No signs of fire and magic here. Just blood. Blood covered the floor, blood soaked the white blanket and sheet covering her, blood sprayed the wall.

All the machines were silent. Unplugged.

“Closer,” I told Terric. He helped me walk the distance.

Her eyes were open. A single tear ran down her cheek.

“She’s alive,” I said, hope leaping into a sort of panic. “Heal her, Ter. You can heal her.”

“Shame,” he said quietly. “There wasn’t much I could do for her body before. And now . . . with that many bullets and her barely being alive for months? Eleanor would be trapped, Shame. A vegetable at best.”

“God,” Sunny said. “Shame, don’t do that to her. Better death.”

I pulled away from Terric, kept my feet, which I think surprised both of us. I eased down and sat on the edge of the cot where Eleanor could see me. Where I could see her, there behind Brandy’s eyes.

“Hey, El. You are amazing,” I said. “We saved them all. Allie, Zay, Cody. And we think we can save Mum and Sunny too. Because of you. What you did in here? How brave you were? I’ll never forget that. I hope you’ll save a drink in heaven for me, love.”

I put my hand on her chest, or what was left of it. Eli had reduced her to a gory mess.

I still had Death magic somewhere in the tangle of magic in me. If I pulled the right thread, I could ease her pain. Ease her passing. I owed her that. I owed her more.

I wasn’t expecting this to be simple. But I wasn’t going to leave her here to suffer. I called Death magic to me.

What did you know? It was simple. Death magic slipped over my hand like a velvet glove, dark and soft and blessedly painless.
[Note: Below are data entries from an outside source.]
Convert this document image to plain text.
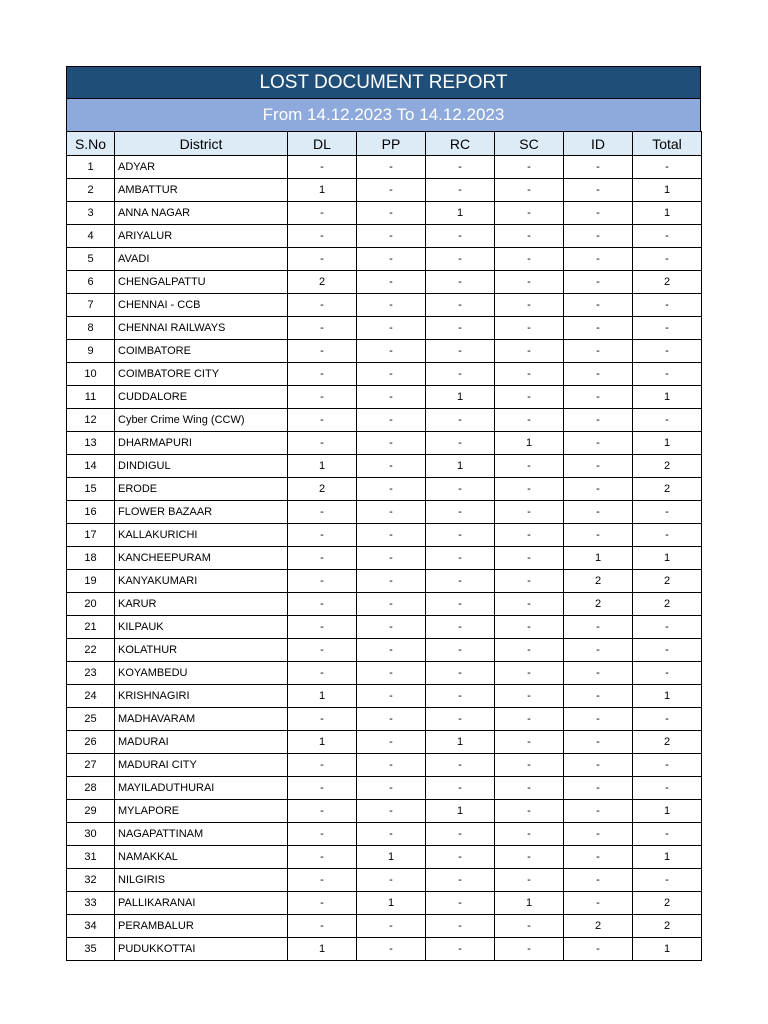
LOST DOCUMENT REPORT
From 14.12.2023 To 14.12.2023
S.No	District	DL	PP	RC	SC	ID	Total
1	ADYAR	-	-	-	-	-	-
2	AMBATTUR	1	-	-	-	-	1
3	ANNA NAGAR	-	-	1	-	-	1
4	ARIYALUR	-	-	-	-	-	-
5	AVADI	-	-	-	-	-	-
6	CHENGALPATTU	2	-	-	-	-	2
7	CHENNAI - CCB	-	-	-	-	-	-
8	CHENNAI RAILWAYS	-	-	-	-	-	-
9	COIMBATORE	-	-	-	-	-	-
10	COIMBATORE CITY	-	-	-	-	-	-
11	CUDDALORE	-	-	1	-	-	1
12	Cyber Crime Wing (CCW)	-	-	-	-	-	-
13	DHARMAPURI	-	-	-	1	-	1
14	DINDIGUL	1	-	1	-	-	2
15	ERODE	2	-	-	-	-	2
16	FLOWER BAZAAR	-	-	-	-	-	-
17	KALLAKURICHI	-	-	-	-	-	-
18	KANCHEEPURAM	-	-	-	-	1	1
19	KANYAKUMARI	-	-	-	-	2	2
20	KARUR	-	-	-	-	2	2
21	KILPAUK	-	-	-	-	-	-
22	KOLATHUR	-	-	-	-	-	-
23	KOYAMBEDU	-	-	-	-	-	-
24	KRISHNAGIRI	1	-	-	-	-	1
25	MADHAVARAM	-	-	-	-	-	-
26	MADURAI	1	-	1	-	-	2
27	MADURAI CITY	-	-	-	-	-	-
28	MAYILADUTHURAI	-	-	-	-	-	-
29	MYLAPORE	-	-	1	-	-	1
30	NAGAPATTINAM	-	-	-	-	-	-
31	NAMAKKAL	-	1	-	-	-	1
32	NILGIRIS	-	-	-	-	-	-
33	PALLIKARANAI	-	1	-	1	-	2
34	PERAMBALUR	-	-	-	-	2	2
35	PUDUKKOTTAI	1	-	-	-	-	1
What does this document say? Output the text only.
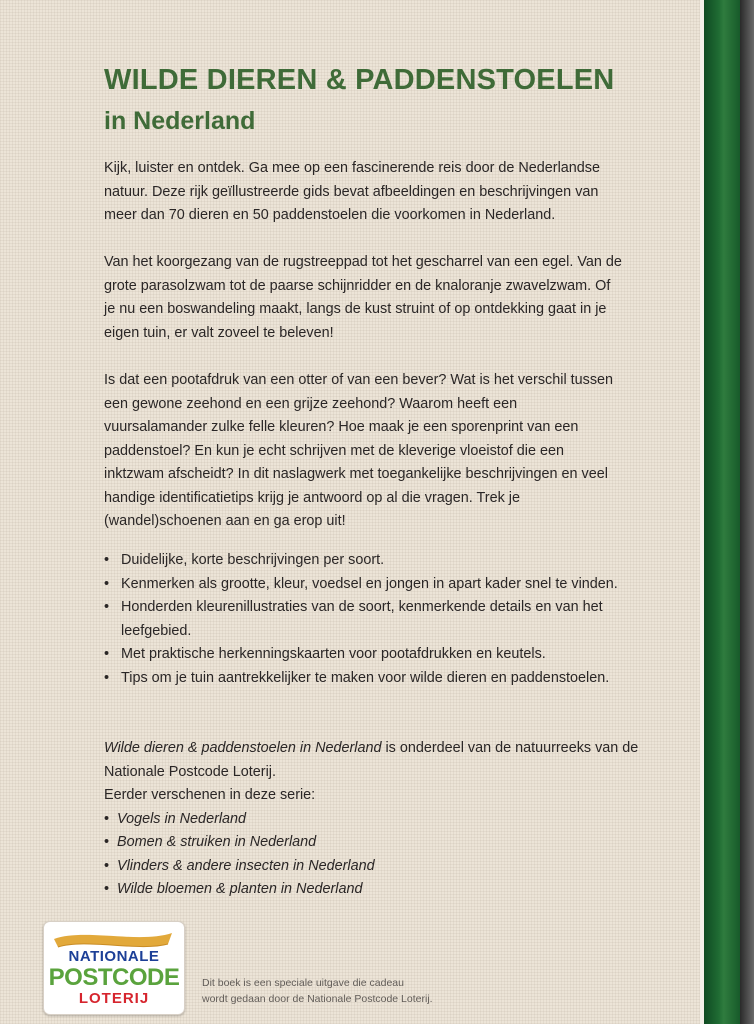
WILDE DIEREN & PADDENSTOELEN
in Nederland

Kijk, luister en ontdek. Ga mee op een fascinerende reis door de Nederlandse natuur. Deze rijk geïllustreerde gids bevat afbeeldingen en beschrijvingen van meer dan 70 dieren en 50 paddenstoelen die voorkomen in Nederland.

Van het koorgezang van de rugstreeppad tot het gescharrel van een egel. Van de grote parasolzwam tot de paarse schijnridder en de knaloranje zwavelzwam. Of je nu een boswandeling maakt, langs de kust struint of op ontdekking gaat in je eigen tuin, er valt zoveel te beleven!

Is dat een pootafdruk van een otter of van een bever? Wat is het verschil tussen een gewone zeehond en een grijze zeehond? Waarom heeft een vuursalamander zulke felle kleuren? Hoe maak je een sporenprint van een paddenstoel? En kun je echt schrijven met de kleverige vloeistof die een inktzwam afscheidt? In dit naslagwerk met toegankelijke beschrijvingen en veel handige identificatietips krijg je antwoord op al die vragen. Trek je (wandel)schoenen aan en ga erop uit!

• Duidelijke, korte beschrijvingen per soort.
• Kenmerken als grootte, kleur, voedsel en jongen in apart kader snel te vinden.
• Honderden kleurenillustraties van de soort, kenmerkende details en van het leefgebied.
• Met praktische herkenningskaarten voor pootafdrukken en keutels.
• Tips om je tuin aantrekkelijker te maken voor wilde dieren en paddenstoelen.

Wilde dieren & paddenstoelen in Nederland is onderdeel van de natuurreeks van de Nationale Postcode Loterij.

Eerder verschenen in deze serie:

• Vogels in Nederland
• Bomen & struiken in Nederland
• Vlinders & andere insecten in Nederland
• Wilde bloemen & planten in Nederland
NATIONALE
POSTCODE
LOTERIJ

Dit boek is een speciale uitgave die cadeau
wordt gedaan door de Nationale Postcode Loterij.
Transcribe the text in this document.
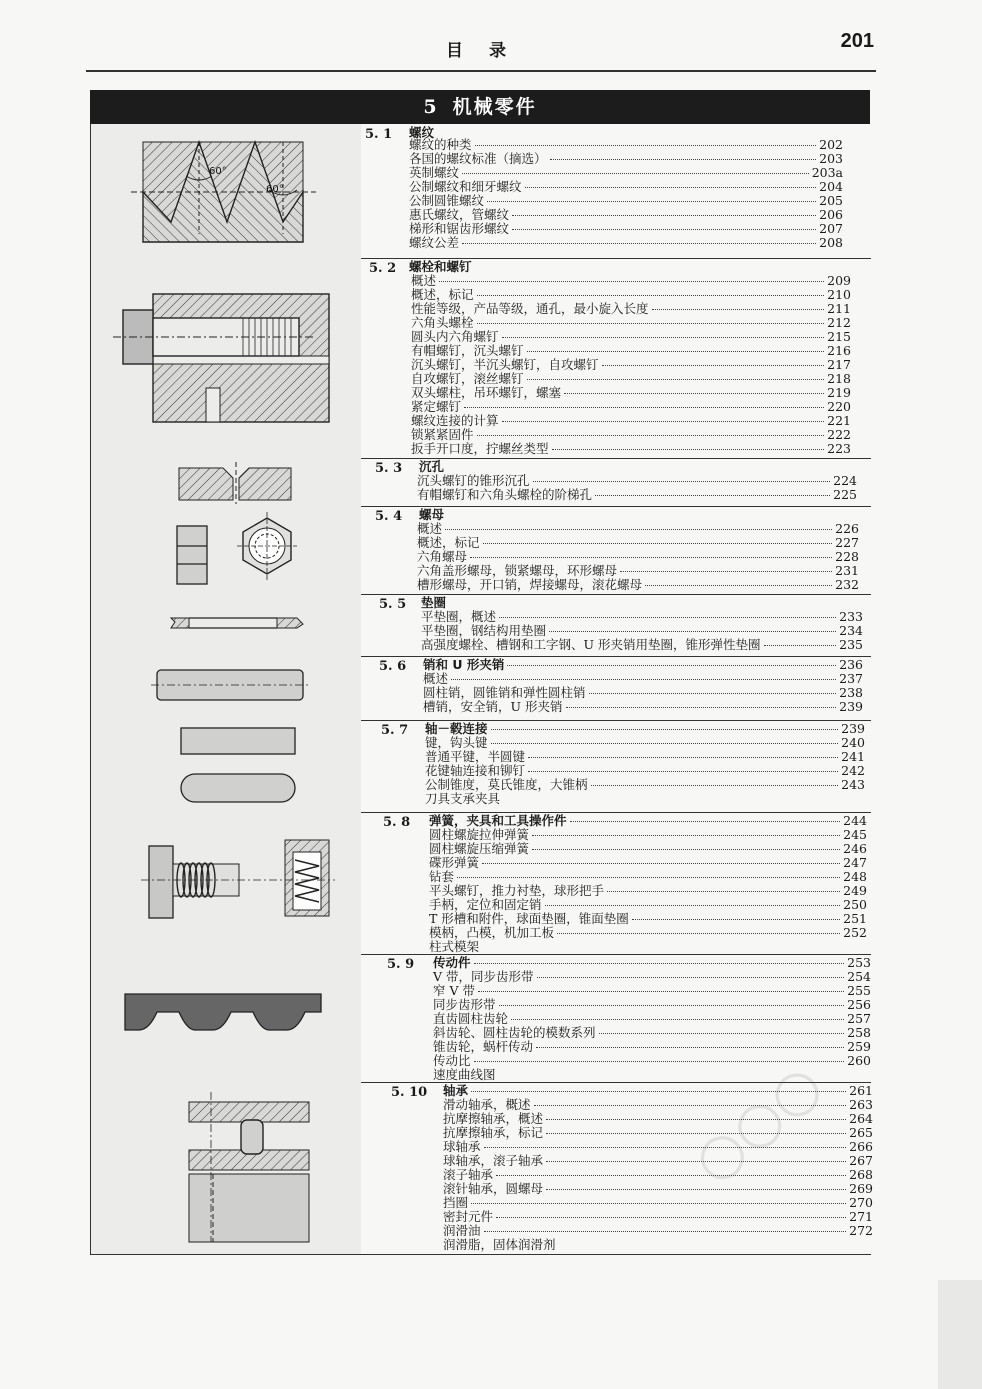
目 录	201
5 机械零件
60°
60°
5. 1 螺纹
螺纹的种类	202
各国的螺纹标准（摘选）	203
英制螺纹	203a
公制螺纹和细牙螺纹	204
公制圆锥螺纹	205
惠氏螺纹，管螺纹	206
梯形和锯齿形螺纹	207
螺纹公差	208
5. 2 螺栓和螺钉
概述	209
概述，标记	210
性能等级，产品等级，通孔，最小旋入长度	211
六角头螺栓	212
圆头内六角螺钉	215
有帽螺钉，沉头螺钉	216
沉头螺钉，半沉头螺钉，自攻螺钉	217
自攻螺钉，滚丝螺钉	218
双头螺柱，吊环螺钉，螺塞	219
紧定螺钉	220
螺纹连接的计算	221
锁紧紧固件	222
扳手开口度，拧螺丝类型	223
5. 3 沉孔
沉头螺钉的锥形沉孔	224
有帽螺钉和六角头螺栓的阶梯孔	225
5. 4 螺母
概述	226
概述，标记	227
六角螺母	228
六角盖形螺母，锁紧螺母，环形螺母	231
槽形螺母，开口销，焊接螺母，滚花螺母	232
5. 5 垫圈
平垫圈，概述	233
平垫圈，钢结构用垫圈	234
高强度螺栓、槽钢和工字钢、U 形夹销用垫圈，锥形弹性垫圈	235
5. 6 销和 U 形夹销	236
概述	237
圆柱销，圆锥销和弹性圆柱销	238
槽销，安全销，U 形夹销	239
5. 7 轴－毂连接	239
键，钩头键	240
普通平键，半圆键	241
花键轴连接和铆钉	242
公制锥度，莫氏锥度，大锥柄	243
刀具支承夹具
5. 8 弹簧，夹具和工具操作件	244
圆柱螺旋拉伸弹簧	245
圆柱螺旋压缩弹簧	246
碟形弹簧	247
钻套	248
平头螺钉，推力衬垫，球形把手	249
手柄，定位和固定销	250
T 形槽和附件，球面垫圈，锥面垫圈	251
模柄，凸模，机加工板	252
柱式模架
5. 9 传动件	253
V 带，同步齿形带	254
窄 V 带	255
同步齿形带	256
直齿圆柱齿轮	257
斜齿轮、圆柱齿轮的模数系列	258
锥齿轮，蜗杆传动	259
传动比	260
速度曲线图
5. 10 轴承	261
滑动轴承，概述	263
抗摩擦轴承，概述	264
抗摩擦轴承，标记	265
球轴承	266
球轴承，滚子轴承	267
滚子轴承	268
滚针轴承，圆螺母	269
挡圈	270
密封元件	271
润滑油	272
润滑脂，固体润滑剂
○○○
I wrapped her in it as gently as I could and let it drain her life away.

Eleanor closed her eyes, tears caught in her eyelashes, and then exhaled her last breath.

Her ghost stood beside me and smiled. This, she said, was a very good choice, Shame.

She gently cupped the side of my face and kissed my lips, cool and sweet as rain. You two look good together, she whispered. Using magic. Soul Complements. Keep it that way.

I reached for her, to tell her thank you, to tell her I was sorry, but she faded away and was gone from this world. Gone from me for good this time. I knew I should be happy she was finally free, but I was going to miss her dearly.

“. . . chance for your mom and Sunny. Now, Shame,” Terric was saying.

Magic rolled in me, cutting and chewing on all my tender places.

I got myself on my feet again, started toward the door. “We fix Mum first, okay?”

Terric walked on one side; Stone padded ahead of us. “Just keep breathing,” he said. “And we’ll get to your mom and Sunny.”

He tested the door to see if it was locked. It wasn’t. That’s how certain Eli was that we wouldn’t be walking out of this place. Asshole.

My one and only goal was reaching the outside door to the sidewalk beyond. And when I achieved that, my one and only goal was not passing out while Terric asked someone walking by if he could borrow their phone.

Someone finally said yes.

He called for Dash, not surprisingly. Dash made it to where we were in record time.

He double-parked and got out of the car.

“My God, Terric. Shame,” he said as he jogged over. “I didn’t think I’d see you two alive.”

“We need to get him to the hospital, where Maeve is,” Terric said.

“Sure, yes,” Dash said. “Can he walk?”

I pushed away from the wall, Stone’s head under my hand. He walked with me toward Dash’s car.

“Holy shit,” Dash breathed. “What happened to him?” Then he was opening the door and Terric was helping me into the car.

Stone jumped in and settled on the seat next to me. I slouched down, one arm over Stone’s shoulders. He burbled and locked warm, smooth marble wings around me, holding me secure as Dash raced to the hospital.

If Terric responded, I was long past hearing him.

Chapter 30

SHAME

It took me three tries to convince the gargoyle I needed to get out of the car without him attached to me. He made disapproving grumbles but finally unlocked his wings.

Dash was waiting with a wheelchair, which I thought was completely unnecessary, until I tried to drag my ass out of the car.

Stiff, swollen, and aching from feet to teeth, I felt like someone had fed me through the meat grinder. Twice. And set me on fire just for good measure.

So I got in the chair and let him push me. Stone, finally, caught the hint that gargoyles should not be seen or heard and took off into the shadows.